Two quotes that really struck me:
The first is the catalogue entry I read from the Pan-Afrikan Connection: An exhibition of work by young black artists (1983):
‘In developing our sense of “some bodyness”, we are trying to avoid blind mimicry. We are trying to recreate and develop our humanity.’
The second is from Denise Ferreira da Silva’s article ‘No-bodies: Law, Raciality and Violence’ (2009), quoting Foucault: “‘the essential role of the theory of right is to establish the legitimacy of power'”. (2009: 220)
This by way of an introduction on my part and to those who may be interested in a regular contribution of thoughts, notes, quotes, ideas, responses to my exploring the publications in the Stuart Hall Library (Iniva) at Rivington Place, London. As you would have seen on the Iniva website (see: https://iniva.org/library/news/stuart_hall_library_animateur), the idea of this is to give more exposure to some of the wonderful material from the library and the (audio/visual/written) Iniva archive. As someone who creates – making artworks using photography, and who writes about art and visual culture, I hope to share with you how I make use of such a library full of beautifully rich material on the visual arts, cultural politics and institutional histories.
I had intended to re-familiarise myself with any work that was associated with the artists and writers involved with the forthcoming conference being organised by the Blk Art Group Research Project 2012 on 27th October 2012. Sonia Hope (the Stuart Hall Library librarian) kindly dug out material for me including a couple of booklets of exhibition documentation and Kobena Mercer’s edited series Annotating Art Histories of four publications published by Iniva and MIT press between 2005 and 2008.
But this was not to be…
Instead I read through and prepared myself for a discussion with two writers and scholars about issues of ethics, multiculturalism and cultural politics – equally interesting and so relevant to what I am sure will be part of future discussions, presentations and conversations.

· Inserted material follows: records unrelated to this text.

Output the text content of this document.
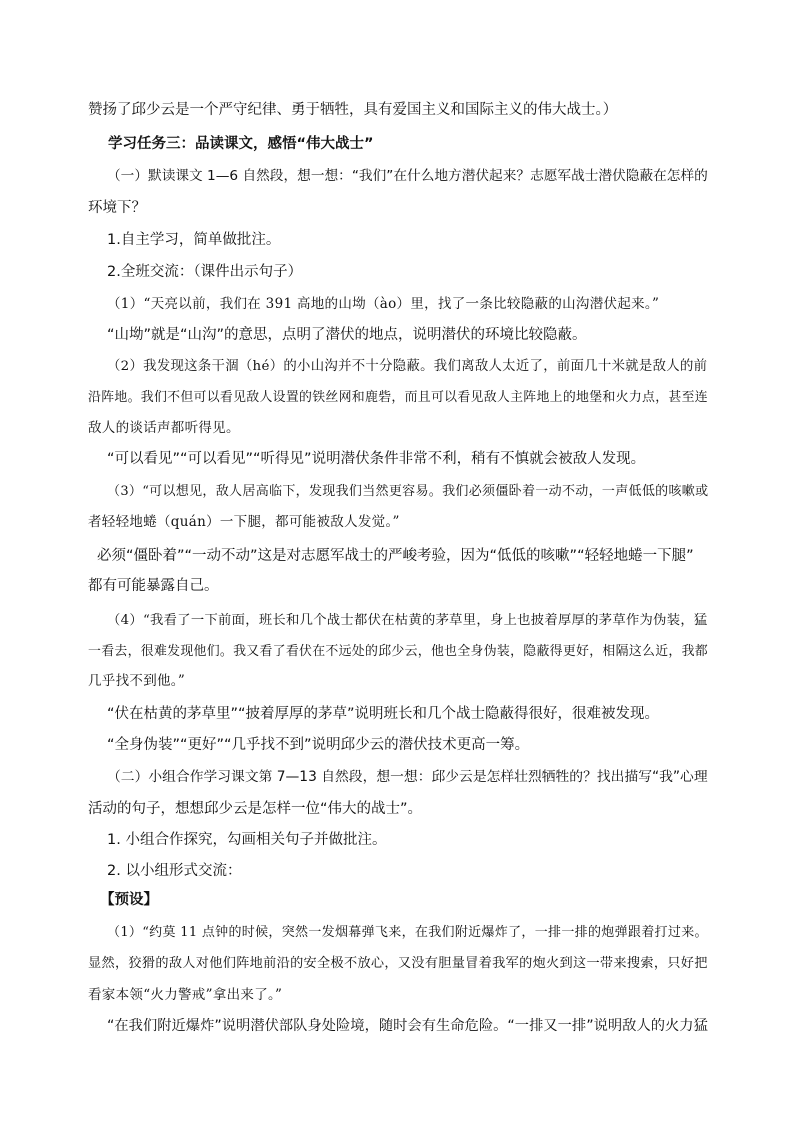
赞扬了邱少云是一个严守纪律、勇于牺牲，具有爱国主义和国际主义的伟大战士。）
学习任务三：品读课文，感悟“伟大战士”
（一）默读课文 1—6 自然段，想一想：“我们”在什么地方潜伏起来？志愿军战士潜伏隐蔽在怎样的
环境下？
1.自主学习，简单做批注。
2.全班交流：（课件出示句子）
（1）“天亮以前，我们在 391 高地的山坳（ào）里，找了一条比较隐蔽的山沟潜伏起来。”
“山坳”就是“山沟”的意思，点明了潜伏的地点，说明潜伏的环境比较隐蔽。
（2）我发现这条干涸（hé）的小山沟并不十分隐蔽。我们离敌人太近了，前面几十米就是敌人的前
沿阵地。我们不但可以看见敌人设置的铁丝网和鹿砦，而且可以看见敌人主阵地上的地堡和火力点，甚至连
敌人的谈话声都听得见。
“可以看见”“可以看见”“听得见”说明潜伏条件非常不利，稍有不慎就会被敌人发现。
（3）“可以想见，敌人居高临下，发现我们当然更容易。我们必须僵卧着一动不动，一声低低的咳嗽或
者轻轻地蜷（quán）一下腿，都可能被敌人发觉。”
必须“僵卧着”“一动不动”这是对志愿军战士的严峻考验，因为“低低的咳嗽”“轻轻地蜷一下腿”
都有可能暴露自己。
（4）“我看了一下前面，班长和几个战士都伏在枯黄的茅草里，身上也披着厚厚的茅草作为伪装，猛
一看去，很难发现他们。我又看了看伏在不远处的邱少云，他也全身伪装，隐蔽得更好，相隔这么近，我都
几乎找不到他。”
“伏在枯黄的茅草里”“披着厚厚的茅草”说明班长和几个战士隐蔽得很好，很难被发现。
“全身伪装”“更好”“几乎找不到”说明邱少云的潜伏技术更高一筹。
（二）小组合作学习课文第 7—13 自然段，想一想：邱少云是怎样壮烈牺牲的？找出描写“我”心理
活动的句子，想想邱少云是怎样一位“伟大的战士”。
1. 小组合作探究，勾画相关句子并做批注。
2. 以小组形式交流：
【预设】
（1）“约莫 11 点钟的时候，突然一发烟幕弹飞来，在我们附近爆炸了，一排一排的炮弹跟着打过来。
显然，狡猾的敌人对他们阵地前沿的安全极不放心，又没有胆量冒着我军的炮火到这一带来搜索，只好把
看家本领“火力警戒”拿出来了。”
“在我们附近爆炸”说明潜伏部队身处险境，随时会有生命危险。“一排又一排”说明敌人的火力猛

The articles I perused are:
Ferreira de Silva, Denise (2009), ‘No-bodies: Law, Raciality and Violence’, Griffith Law Review, 18: 2, 212 – 236.
Sharma, Ashwani (2009), ‘Postcolonial racism: white paranoia and the terrors of multiculturalism’, in Huggan, Graham & Law, Ian, (eds.) Racism Postcolonialism Europe, Liverpool: Liverpool University Press, 119 – 130.
They make for great reading – and inspiration for considering the ethics of violence (as it is enacted onto black Brazilian bodies) and the melancholic space of Europe.
My first contribution to the blog – less wordy, more visuals and hope to have some people commenting. More later.